Nazım Hikmet’ de sürgünlüklere, hapisliklere rağmen sanatından, kişiliğinden, onurundan, dünya görüşünden, sosyalist mücadelesinden taviz vermedi. Cumhuriyetin, diğer aydınlarının yanında onu farklı kılan şey tarihsel alanla güncel olanın diyalektiğini iyi kurgulamış olmasıdır. Kurtuluş savaşını, cumhuriyet devrimlerini sahiplendi; ancak sosyalist bir topluma geçilmesi gerektiğini düşünüyordu. 1951’de hapisten çıkınca gizli polis tarafından öldürülmekten korktuğu için yurt dışına çıktı.
Nazım 1921’de Moskova’ya Gitti Bolsevik Devriminin ilk yıllarına tanık oldu. Doğu Emekcileri Komünist üniversitesi’nde ekonomik-politik öğrenimi öğrenimi gördükten sonra yurda döndü. Gizli örgüt üyesi olduğu gerekçesiyle Ankara İstiklal Mahkemesi Tarafından gıyabında on beş yıl kürek cezasına çarptırıldı. Türk ceza yasasının yürürlüğe girmesiyle hakkındaki kürek cezası kaldırıldı. Bu Kez’de Viyana Konferansına katıldığı gerekçesiyle üç ay hapis cezası verildi. Yurda dönmek istiyor, ancak 2 yıldır pasaport alamıyordu. Laz İsmail’le gizlice çıktığı Türkiye’ye yine Laz İsmail’le girmeye karar verdi.
Hopa’da sahte pasaport yakalandılar. Üç aya yakın bir süre Hopa ceza evinde yattıktan sonra İstanbul’a nakledildiler. Eski davalarından yargılanmak için Ankara’ya götürüldüler. Ankara Ağır ceza mahkemesince beraatlarına kara verildi
Nazım’ ın yargılanmaları, tutuklanmaları hapis cezaları bitmiyordu. 22 Mart 1933’ de İstanbul Bursa Adana’da örgüt kurmaktan, duvarlara devrim bildirileri yapıştırmaktan komünizm propagandası yapmaktan yargılandı. Bursa Ağır Ceza Mahkemesinde idam talebiyle başlayan dava beş yıl ağır hapisle sonuçlanmıştı. 2 yıla yakın bir süre Bursa Ceza Evinde tutuklu kalan şair Cumhuriyetin 10. yılında çıkan af nedeniyle serbest kalacaktı
Nazım’ın uzun tutukluluk yılları Donanıma Davasıyla Başlar.
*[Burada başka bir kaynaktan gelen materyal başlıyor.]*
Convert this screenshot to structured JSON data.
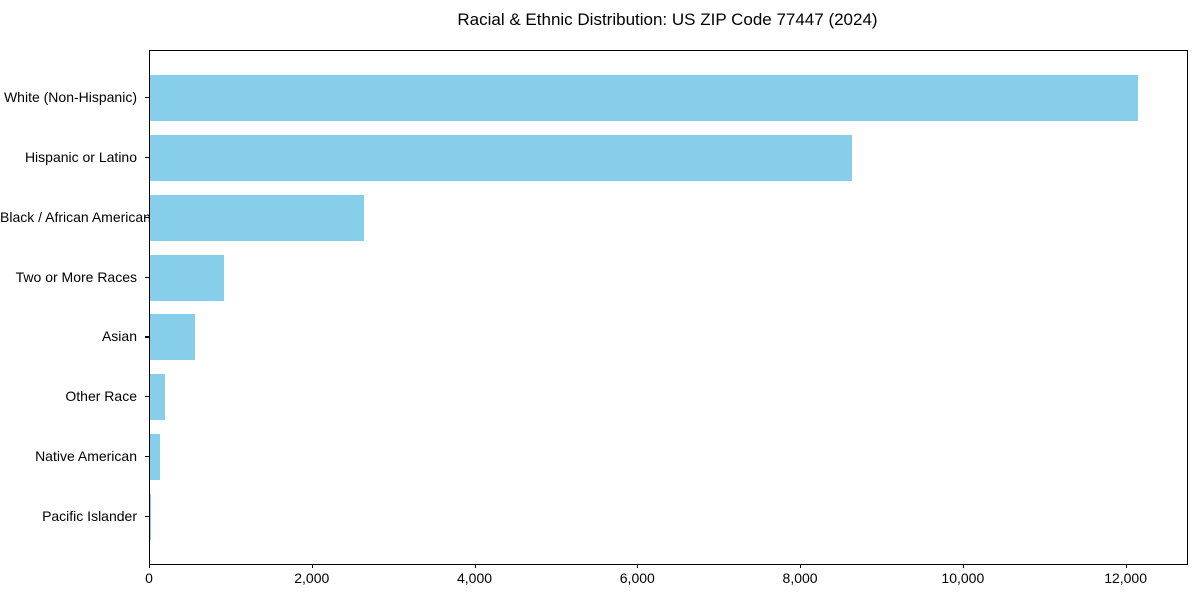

Dava konusu yine komünizm yayın evi kurmak, yasa dışı şiirler yazmak orduyu ayaklanmaya kışkırtmak gibi gerekçelerdi Şair, bu davadan 28 yılı aşkın bir süre hüküm giydi. Hapislik Yıllarını Çankırı Ve Bursa cezaevlerinde geçirdi
Nazım’ın haksız yere hapishanede yatması yurt dışında ’da tepkilere neden oluyordu. Aralarında Picasso, Aragon, Camus, Yves Montand, Sartre gibi sanatçı, bilim ve kültür adamı 29 kişi onun affedilmesi için UNESCO başkanına, Türk hükümetine baş vurdu. Fransız şair Tristian Tzara Nazım Hikmet’i Kurtarma ve Eserlerini Yayma Komitesi kurdu.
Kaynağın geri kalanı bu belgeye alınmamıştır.